The United States Patent and Trademark Office (USPTO) is asking for public comment on its proposal to provide an incentive to those who develop technologies that meet humanitarian needs. The goal of the proposal is to increase access of impoverished populations to such technologies. The agency’s press release says that such technologies include treatments for tropical diseases, diagnostic medical tools, crops with higher yield or better nutritional value, and sanitation or clear water. The USPTO’s announcement to encourage humanitarian technologies is commendable and represents an approach that should also animate its copyright policies.
The agency proposes to provide this incentive by speeding up re-examinations of patents owned by entities that invent such technologies. Re-examination is a process whereby a patentee or a third party can challenge the validity of an issued patent and either have it invalidated or have its scope narrowed. The USPTO points out that patents under re-examination are the most commercially significant patents and implies that fast-tracking such re-examination would be commercially valuable to the patent holder. Currently, the USPTO takes between 19 and 20 months to take action in reexamination proceedings. The agency proposes to fast track this action and respond within 6 months. The request for comments seeks responses on how this program should be designed.
The USPTO’s request for comments recognizes implicitly that patents can be used either to foster humanitarian/welfare goals or to hinder them. For example, a patented drug that provides a cure for a dangerous disease can either be marketed at a price that makes it unaffordable to most people or it can be licensed at rates that foster greater access. The request for comments also demonstrates that the government can play a vital role in fostering positive use of patents.
Like patents, copyrights can also be used to foster social welfare or hinder it. For instance, exclusive rights could allow artists to reap benefits from their works thereby fostering creativity. On the other hand, the statutory damages regime could stifle innovation by exposing to liability those relying on fair use to bring innovative products to market. Similarly, an international copyright policy with a myopic focus on enforcement of rights could ignore the fact that high prices of copyrighted works impede access to information and knowledge. What overall welfare effect the copyright system produces depends on how law and policy balance the need to give authors control over their works with the need to foster innovation and access. Yet, the administration seems blind to this need for balance. While its patent policy, reflected in its request for comments, seeks to promote social welfare, its copyright policy seems to hinder it.

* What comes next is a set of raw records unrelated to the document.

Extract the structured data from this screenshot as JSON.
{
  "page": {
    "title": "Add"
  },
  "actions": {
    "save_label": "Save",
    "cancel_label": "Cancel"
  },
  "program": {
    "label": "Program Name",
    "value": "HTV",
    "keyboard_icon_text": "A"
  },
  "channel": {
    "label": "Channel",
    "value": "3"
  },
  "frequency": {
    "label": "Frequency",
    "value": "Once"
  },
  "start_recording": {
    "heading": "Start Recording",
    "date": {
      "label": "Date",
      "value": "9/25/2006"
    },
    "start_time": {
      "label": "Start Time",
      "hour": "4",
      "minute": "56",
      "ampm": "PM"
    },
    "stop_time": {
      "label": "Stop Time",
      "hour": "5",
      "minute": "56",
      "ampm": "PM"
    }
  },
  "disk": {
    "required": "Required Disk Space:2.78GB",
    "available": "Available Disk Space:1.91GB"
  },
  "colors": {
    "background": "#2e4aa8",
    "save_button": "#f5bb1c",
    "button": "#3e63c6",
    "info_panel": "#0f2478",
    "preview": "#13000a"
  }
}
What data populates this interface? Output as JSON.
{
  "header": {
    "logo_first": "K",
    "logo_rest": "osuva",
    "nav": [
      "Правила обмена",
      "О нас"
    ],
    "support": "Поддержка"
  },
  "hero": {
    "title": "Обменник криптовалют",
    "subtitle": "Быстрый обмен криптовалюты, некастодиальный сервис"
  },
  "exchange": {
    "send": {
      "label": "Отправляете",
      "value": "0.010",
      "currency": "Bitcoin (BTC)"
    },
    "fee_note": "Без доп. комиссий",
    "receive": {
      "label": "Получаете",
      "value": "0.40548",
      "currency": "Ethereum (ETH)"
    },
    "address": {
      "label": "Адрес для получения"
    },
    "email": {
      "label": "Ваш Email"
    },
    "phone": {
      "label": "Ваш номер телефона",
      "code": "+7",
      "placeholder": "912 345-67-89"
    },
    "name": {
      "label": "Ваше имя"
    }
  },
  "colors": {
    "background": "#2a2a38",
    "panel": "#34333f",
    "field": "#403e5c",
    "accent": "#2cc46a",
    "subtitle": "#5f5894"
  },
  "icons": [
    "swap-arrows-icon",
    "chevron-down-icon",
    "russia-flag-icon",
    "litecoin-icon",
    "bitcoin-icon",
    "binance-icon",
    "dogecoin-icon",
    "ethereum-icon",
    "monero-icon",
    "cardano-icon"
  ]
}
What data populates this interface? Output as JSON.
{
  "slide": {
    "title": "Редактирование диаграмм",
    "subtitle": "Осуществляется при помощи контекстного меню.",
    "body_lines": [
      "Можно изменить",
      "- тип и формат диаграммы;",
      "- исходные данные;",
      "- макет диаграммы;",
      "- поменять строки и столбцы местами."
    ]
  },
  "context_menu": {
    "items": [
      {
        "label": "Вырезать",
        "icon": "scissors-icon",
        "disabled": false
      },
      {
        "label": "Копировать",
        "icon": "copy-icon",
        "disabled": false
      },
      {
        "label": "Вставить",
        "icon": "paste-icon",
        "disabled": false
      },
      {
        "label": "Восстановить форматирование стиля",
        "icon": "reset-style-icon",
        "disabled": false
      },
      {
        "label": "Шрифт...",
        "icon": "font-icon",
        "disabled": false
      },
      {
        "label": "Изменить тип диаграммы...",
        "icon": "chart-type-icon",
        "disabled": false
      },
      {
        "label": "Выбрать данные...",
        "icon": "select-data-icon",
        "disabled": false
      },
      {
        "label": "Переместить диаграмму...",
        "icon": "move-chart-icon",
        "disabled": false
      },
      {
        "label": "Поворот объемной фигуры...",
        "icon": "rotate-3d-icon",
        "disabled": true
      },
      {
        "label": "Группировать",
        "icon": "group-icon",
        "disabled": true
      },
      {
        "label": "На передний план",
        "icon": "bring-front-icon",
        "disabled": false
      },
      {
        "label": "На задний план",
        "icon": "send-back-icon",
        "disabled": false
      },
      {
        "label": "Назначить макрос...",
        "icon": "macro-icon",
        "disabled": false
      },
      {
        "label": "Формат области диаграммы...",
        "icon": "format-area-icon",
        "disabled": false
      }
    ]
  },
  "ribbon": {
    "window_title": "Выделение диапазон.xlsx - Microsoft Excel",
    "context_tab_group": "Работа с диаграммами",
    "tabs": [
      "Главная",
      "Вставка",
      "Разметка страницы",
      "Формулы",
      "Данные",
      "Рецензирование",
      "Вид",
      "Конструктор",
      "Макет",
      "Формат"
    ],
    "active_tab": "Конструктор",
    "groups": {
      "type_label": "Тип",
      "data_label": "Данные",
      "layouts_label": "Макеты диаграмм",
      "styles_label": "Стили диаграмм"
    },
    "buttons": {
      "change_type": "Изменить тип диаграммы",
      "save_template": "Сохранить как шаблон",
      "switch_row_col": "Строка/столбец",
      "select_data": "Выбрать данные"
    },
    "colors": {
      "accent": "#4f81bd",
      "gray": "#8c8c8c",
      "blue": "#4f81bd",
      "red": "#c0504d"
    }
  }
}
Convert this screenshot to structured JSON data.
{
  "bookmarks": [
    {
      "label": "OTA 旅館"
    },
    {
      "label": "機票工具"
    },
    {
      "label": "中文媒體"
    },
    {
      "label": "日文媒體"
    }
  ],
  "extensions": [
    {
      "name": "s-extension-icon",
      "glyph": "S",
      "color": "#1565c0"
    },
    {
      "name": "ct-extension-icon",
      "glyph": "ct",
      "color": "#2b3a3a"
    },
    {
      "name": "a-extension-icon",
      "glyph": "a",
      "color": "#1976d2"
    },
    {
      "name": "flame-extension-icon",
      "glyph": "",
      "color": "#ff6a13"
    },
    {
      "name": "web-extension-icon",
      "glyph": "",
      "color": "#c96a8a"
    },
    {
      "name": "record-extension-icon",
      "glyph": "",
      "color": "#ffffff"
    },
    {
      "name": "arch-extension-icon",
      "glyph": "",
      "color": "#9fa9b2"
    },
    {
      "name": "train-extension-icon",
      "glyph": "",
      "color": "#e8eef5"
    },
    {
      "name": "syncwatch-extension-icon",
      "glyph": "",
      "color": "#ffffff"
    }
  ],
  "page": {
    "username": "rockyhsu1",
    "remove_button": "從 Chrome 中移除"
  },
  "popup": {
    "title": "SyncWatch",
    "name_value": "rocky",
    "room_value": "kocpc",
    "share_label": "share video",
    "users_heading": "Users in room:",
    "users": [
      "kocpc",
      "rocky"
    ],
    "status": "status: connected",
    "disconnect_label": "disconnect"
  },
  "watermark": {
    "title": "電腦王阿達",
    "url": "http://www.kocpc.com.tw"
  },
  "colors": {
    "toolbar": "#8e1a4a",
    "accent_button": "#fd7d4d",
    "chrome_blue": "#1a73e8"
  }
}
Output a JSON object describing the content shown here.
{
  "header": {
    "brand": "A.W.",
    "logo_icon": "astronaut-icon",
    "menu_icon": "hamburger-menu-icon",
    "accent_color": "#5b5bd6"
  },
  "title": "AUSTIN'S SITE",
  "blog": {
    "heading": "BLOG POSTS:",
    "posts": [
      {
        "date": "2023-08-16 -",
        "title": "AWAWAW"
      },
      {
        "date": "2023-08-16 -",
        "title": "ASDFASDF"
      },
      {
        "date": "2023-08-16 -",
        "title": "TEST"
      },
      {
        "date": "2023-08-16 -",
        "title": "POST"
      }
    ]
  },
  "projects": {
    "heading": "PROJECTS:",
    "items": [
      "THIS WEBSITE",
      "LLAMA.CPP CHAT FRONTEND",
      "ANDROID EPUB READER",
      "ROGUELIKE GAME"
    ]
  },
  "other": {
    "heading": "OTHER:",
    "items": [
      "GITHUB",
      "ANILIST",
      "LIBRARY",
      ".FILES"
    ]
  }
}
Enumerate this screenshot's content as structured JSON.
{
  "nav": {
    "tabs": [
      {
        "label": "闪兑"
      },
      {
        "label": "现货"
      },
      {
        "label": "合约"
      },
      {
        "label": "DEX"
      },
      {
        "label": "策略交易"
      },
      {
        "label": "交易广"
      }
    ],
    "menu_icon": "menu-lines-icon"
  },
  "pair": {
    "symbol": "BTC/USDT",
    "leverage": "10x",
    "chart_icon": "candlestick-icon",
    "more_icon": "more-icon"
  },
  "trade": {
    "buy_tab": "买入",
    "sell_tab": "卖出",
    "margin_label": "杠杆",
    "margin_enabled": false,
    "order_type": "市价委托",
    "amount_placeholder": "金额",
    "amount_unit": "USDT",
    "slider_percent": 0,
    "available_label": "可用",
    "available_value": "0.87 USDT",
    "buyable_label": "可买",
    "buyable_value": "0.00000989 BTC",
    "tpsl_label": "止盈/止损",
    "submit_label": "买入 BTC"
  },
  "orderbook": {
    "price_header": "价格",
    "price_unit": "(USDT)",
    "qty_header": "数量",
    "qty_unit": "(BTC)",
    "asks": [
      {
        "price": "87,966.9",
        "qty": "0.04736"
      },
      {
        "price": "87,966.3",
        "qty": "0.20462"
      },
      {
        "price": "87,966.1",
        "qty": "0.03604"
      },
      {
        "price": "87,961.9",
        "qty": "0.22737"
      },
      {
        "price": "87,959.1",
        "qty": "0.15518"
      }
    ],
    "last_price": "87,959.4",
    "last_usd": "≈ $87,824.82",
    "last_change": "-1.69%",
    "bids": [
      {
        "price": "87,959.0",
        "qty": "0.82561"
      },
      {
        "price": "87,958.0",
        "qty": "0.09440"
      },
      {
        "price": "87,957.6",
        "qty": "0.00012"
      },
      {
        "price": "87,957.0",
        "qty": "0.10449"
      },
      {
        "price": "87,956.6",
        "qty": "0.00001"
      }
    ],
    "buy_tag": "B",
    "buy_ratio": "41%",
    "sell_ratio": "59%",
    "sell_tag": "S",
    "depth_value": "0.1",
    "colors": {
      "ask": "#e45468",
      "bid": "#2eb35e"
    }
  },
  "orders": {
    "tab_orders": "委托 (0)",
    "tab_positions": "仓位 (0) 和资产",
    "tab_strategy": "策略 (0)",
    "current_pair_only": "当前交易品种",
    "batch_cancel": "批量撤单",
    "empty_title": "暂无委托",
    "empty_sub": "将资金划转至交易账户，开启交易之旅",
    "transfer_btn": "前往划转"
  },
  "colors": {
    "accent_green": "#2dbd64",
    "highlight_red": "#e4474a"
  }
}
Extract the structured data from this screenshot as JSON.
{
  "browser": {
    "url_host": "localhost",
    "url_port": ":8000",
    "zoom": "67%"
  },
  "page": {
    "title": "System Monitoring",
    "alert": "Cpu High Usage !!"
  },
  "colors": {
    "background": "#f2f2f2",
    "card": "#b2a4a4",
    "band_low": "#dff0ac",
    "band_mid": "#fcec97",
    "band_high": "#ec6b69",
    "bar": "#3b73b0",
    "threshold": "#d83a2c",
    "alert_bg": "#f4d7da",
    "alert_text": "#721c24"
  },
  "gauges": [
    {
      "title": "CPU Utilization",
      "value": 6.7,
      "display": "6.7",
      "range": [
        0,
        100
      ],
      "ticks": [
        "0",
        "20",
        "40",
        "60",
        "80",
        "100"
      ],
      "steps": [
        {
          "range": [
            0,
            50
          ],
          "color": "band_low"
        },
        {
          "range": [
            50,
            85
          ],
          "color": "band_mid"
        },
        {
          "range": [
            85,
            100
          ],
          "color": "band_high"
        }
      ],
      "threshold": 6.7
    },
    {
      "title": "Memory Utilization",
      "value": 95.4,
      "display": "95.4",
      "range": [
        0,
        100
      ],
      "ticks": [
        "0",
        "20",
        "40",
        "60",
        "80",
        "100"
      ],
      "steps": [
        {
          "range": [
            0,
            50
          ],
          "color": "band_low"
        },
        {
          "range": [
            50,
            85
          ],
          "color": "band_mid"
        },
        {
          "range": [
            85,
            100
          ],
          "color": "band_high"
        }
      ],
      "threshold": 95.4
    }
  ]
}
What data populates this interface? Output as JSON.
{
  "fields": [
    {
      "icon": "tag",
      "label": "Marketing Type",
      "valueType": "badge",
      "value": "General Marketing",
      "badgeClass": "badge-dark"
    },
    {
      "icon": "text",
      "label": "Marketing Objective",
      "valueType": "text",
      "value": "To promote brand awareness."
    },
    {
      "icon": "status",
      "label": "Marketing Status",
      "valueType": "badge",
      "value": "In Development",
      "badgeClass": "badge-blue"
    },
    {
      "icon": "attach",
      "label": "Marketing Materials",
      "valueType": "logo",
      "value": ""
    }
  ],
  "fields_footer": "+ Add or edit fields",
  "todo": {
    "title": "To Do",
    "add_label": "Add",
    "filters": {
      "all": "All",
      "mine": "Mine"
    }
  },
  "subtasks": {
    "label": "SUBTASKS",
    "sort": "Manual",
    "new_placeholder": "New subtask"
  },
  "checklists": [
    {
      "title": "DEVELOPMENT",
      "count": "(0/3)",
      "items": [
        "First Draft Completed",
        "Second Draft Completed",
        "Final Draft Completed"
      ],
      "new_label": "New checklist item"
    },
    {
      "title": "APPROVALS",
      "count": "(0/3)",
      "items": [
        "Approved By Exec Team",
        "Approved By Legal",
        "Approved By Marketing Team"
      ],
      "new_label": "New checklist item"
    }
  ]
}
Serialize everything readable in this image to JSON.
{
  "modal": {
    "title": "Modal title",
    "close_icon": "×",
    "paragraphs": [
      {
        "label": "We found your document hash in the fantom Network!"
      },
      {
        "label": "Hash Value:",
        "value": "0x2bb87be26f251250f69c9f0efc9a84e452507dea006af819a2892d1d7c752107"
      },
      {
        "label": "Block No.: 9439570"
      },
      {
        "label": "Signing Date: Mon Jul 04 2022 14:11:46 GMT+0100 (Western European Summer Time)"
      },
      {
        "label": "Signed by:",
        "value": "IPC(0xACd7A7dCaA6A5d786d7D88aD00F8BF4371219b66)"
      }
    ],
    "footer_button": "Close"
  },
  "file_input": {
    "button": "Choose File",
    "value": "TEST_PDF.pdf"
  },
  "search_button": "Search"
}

The Anti-Counterfeiting Trade Agreement (ACTA) is a prime example of this disconnect. We have written extensively about the harms ACTA would do to social welfare. Even though the latest ACTA leak indicates that many of its harmful provisions with respect to copyright have been scaled down, ACTA’s continued focus on stronger penalties and greater enforcement measures ignores the purpose of copyright law: to foster creativity with the purpose of encouraging greater access. The administration takes a similar approach in its Special 301 process, punishing countries that fail to have the highest penalties for infringement or incorporate beneficial limitations and exceptions in their laws.
A better approach would be to encourage rights holders to make their works available at reasonable prices and on reasonable terms. This would, for example, foster greater access to educational material, especially in the developing world. Also, the administrations’ policy could acknowledge and address harms that digital locks could do to access to works. Mandating a blanket ban on their circumvention not only prevents access to copyrighted works, but also prevents lawful uses of copyrighted works and prevents access to works in the public domain. In view of these harms, the administration should consider ways to reform U.S. law instead of forcing the rest of the world to adopt similar provisions.